If you are looking to incorporate AI into your investing today, start by doing a search for programs or software that utilize this technology. Some may use it to give people ideas on what kinds of stocks to buy or how to lower their portfolio’s risk, while others use it to give investors better data and information about a particular stock or investment style.

It’s a good idea to read the fine print. AI still needs to be carefully researched by consumers and many companies have different ideas on what artificial intelligence in finance really means. If the program is analyzing data that humans can’t process, if it’s making recommendations based on your personal information, if a chatbot is able to answer your questions without you having to call a company’s help line, then it’s likely using AI.

Ultimately, the technology will become so sophisticated that it will make saving and investing using AI much easier to do. What it won’t do, though, is force people to save and invest. Canadians will still need to be prudent with their finances and set aside money to put into their investment accounts.

 

Frequently Asked Questions about AI for Investing

  • Yes, AI can be used to help pick stocks. Considering the tremendous amount of data available and the overwhelming number of stocks out there, AI can help sort through the information and identify the stocks worth buying or selling.

  • For the most part, investing with AI is safe.

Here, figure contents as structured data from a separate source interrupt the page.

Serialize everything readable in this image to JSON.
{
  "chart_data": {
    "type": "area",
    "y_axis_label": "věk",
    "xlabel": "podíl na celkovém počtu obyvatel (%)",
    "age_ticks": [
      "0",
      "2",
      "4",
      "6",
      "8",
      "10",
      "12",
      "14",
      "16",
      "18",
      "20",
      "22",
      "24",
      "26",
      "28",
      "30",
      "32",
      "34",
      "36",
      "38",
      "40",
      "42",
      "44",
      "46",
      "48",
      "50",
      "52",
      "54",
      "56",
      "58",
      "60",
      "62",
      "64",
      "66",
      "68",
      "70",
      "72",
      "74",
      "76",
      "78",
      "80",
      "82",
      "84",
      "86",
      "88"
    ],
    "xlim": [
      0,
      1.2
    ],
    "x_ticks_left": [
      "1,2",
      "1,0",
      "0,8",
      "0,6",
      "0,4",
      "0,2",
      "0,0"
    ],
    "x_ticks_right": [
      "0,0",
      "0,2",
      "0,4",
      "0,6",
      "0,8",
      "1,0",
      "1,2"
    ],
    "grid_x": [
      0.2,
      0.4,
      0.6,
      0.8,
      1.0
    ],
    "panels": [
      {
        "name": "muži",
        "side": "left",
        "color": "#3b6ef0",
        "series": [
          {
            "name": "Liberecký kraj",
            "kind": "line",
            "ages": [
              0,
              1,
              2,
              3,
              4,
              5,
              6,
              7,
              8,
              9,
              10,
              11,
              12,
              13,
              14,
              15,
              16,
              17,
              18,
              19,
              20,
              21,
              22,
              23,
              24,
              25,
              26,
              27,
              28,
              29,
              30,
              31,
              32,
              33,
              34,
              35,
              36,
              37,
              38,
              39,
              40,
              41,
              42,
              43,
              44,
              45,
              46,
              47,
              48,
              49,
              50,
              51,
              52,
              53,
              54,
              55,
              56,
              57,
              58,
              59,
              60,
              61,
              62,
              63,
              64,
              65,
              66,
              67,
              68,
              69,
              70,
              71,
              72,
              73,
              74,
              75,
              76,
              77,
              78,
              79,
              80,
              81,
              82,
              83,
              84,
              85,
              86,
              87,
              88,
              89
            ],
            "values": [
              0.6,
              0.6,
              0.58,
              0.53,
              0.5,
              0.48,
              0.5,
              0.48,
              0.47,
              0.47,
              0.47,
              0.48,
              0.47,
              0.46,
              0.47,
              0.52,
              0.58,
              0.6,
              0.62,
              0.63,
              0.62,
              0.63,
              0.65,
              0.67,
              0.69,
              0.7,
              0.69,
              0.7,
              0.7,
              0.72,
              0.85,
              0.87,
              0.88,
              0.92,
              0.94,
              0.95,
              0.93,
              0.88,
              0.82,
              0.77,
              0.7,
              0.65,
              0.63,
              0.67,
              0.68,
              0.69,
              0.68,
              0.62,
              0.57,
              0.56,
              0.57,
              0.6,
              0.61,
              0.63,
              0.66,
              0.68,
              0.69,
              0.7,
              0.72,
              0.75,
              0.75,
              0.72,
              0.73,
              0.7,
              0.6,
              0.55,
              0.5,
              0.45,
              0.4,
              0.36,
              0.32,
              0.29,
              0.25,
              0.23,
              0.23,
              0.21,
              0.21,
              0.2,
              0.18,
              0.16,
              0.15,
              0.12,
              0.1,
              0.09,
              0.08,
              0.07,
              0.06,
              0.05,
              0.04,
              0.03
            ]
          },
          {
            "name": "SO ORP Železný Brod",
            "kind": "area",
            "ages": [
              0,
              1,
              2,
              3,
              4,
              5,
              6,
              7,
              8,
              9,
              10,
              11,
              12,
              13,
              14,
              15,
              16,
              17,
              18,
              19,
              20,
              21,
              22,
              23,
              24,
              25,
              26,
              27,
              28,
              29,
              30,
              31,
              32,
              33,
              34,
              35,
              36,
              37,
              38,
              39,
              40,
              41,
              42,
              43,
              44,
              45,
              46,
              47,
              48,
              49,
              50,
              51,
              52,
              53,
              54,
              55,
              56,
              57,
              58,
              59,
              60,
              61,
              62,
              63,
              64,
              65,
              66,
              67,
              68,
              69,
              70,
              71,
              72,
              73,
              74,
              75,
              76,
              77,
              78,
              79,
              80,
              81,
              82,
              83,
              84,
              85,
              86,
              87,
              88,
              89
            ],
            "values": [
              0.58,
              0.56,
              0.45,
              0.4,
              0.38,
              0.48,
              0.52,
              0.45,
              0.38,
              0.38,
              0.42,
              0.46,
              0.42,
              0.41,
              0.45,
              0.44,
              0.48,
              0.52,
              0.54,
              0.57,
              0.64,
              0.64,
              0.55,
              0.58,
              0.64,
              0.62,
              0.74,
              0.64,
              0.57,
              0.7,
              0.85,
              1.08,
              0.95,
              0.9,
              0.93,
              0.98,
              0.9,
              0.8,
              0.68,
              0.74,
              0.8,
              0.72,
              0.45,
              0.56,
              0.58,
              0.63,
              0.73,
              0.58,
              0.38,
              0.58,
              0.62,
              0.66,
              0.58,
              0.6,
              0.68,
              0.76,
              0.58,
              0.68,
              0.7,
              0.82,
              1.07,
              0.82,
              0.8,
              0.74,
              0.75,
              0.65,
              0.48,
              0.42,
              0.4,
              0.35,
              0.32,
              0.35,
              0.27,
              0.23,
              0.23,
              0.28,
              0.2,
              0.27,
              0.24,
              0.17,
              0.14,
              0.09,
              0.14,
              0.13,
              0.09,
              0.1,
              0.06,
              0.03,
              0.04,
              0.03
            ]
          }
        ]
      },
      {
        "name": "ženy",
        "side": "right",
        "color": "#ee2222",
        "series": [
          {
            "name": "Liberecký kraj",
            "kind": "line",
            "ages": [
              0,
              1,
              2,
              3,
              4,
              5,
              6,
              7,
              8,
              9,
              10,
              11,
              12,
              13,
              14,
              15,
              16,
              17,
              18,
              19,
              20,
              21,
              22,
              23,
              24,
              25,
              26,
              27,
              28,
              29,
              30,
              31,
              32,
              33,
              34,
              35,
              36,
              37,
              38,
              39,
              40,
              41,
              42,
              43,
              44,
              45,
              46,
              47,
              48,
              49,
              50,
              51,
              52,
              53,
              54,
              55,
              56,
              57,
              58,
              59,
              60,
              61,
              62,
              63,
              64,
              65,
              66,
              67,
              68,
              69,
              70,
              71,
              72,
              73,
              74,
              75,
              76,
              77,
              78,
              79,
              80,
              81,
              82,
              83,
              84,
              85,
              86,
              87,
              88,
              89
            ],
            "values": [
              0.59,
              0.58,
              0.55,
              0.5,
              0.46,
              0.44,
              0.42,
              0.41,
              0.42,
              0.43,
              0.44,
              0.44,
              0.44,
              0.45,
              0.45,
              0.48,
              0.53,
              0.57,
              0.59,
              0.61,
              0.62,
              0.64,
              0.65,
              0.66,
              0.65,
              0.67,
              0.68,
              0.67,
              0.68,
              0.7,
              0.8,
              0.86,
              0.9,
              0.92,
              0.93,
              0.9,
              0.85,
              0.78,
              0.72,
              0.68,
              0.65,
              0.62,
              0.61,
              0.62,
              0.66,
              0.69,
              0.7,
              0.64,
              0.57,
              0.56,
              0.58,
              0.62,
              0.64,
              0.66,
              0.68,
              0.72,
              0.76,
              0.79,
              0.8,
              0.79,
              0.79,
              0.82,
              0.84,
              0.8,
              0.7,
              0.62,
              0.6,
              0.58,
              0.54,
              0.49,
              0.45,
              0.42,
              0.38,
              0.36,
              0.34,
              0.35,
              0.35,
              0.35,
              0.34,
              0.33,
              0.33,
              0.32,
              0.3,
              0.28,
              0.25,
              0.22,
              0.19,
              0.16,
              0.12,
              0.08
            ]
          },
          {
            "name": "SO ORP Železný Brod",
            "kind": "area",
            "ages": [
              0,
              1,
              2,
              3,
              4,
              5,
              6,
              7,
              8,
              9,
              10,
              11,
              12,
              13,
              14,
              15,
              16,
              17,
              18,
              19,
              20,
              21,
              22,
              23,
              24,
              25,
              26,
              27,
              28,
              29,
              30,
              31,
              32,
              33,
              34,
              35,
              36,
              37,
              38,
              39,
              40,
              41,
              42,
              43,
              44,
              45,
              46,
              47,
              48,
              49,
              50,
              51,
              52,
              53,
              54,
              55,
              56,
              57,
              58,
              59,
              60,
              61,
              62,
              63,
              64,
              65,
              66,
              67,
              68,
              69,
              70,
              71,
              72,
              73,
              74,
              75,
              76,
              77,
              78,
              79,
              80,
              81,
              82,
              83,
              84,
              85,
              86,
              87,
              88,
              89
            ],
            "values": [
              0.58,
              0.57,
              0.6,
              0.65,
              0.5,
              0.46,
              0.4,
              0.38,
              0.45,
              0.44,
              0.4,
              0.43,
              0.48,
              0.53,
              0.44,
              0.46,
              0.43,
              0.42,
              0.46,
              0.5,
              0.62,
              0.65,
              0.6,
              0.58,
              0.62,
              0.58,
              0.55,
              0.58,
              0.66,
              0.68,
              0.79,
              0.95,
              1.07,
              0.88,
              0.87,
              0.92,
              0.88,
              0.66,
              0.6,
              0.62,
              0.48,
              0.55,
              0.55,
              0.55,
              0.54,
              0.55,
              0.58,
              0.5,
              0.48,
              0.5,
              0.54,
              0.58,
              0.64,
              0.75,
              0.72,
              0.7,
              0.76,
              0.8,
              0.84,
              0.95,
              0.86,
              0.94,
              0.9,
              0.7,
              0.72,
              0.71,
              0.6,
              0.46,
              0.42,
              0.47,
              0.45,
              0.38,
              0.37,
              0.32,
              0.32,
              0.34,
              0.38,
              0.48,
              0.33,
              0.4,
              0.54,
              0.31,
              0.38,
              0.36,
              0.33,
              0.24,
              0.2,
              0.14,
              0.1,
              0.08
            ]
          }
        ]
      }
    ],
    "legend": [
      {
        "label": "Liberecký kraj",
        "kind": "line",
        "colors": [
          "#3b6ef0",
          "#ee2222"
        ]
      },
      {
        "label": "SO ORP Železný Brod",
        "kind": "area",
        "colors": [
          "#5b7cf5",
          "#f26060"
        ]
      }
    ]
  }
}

In fact, AI can prove a good safety net, ensuring your decisions are based on current and correct market conditions. Still, AI comes with its risks. If provided with inaccurate data or flawed algorithms, for example, AI tools can make mistakes. Which is why it’s always best to use AI in conjunction with human expertise, not to replace it.

  • So long as AI is provided with accurate data and meets other criteria, AI can be extremely accurate. Of course, it’s not perfect and, in the face of unpredictabilities, AI can be less precise.

  • While some believe AI can predict the stock market (and even outperform traditional methods), the jury is still out on that million-dollar question. Since stock trading is so volatile and AI is incapable of adjusting to unexpected events, investors are cautioned to use their due diligence when it comes to researching the stock market.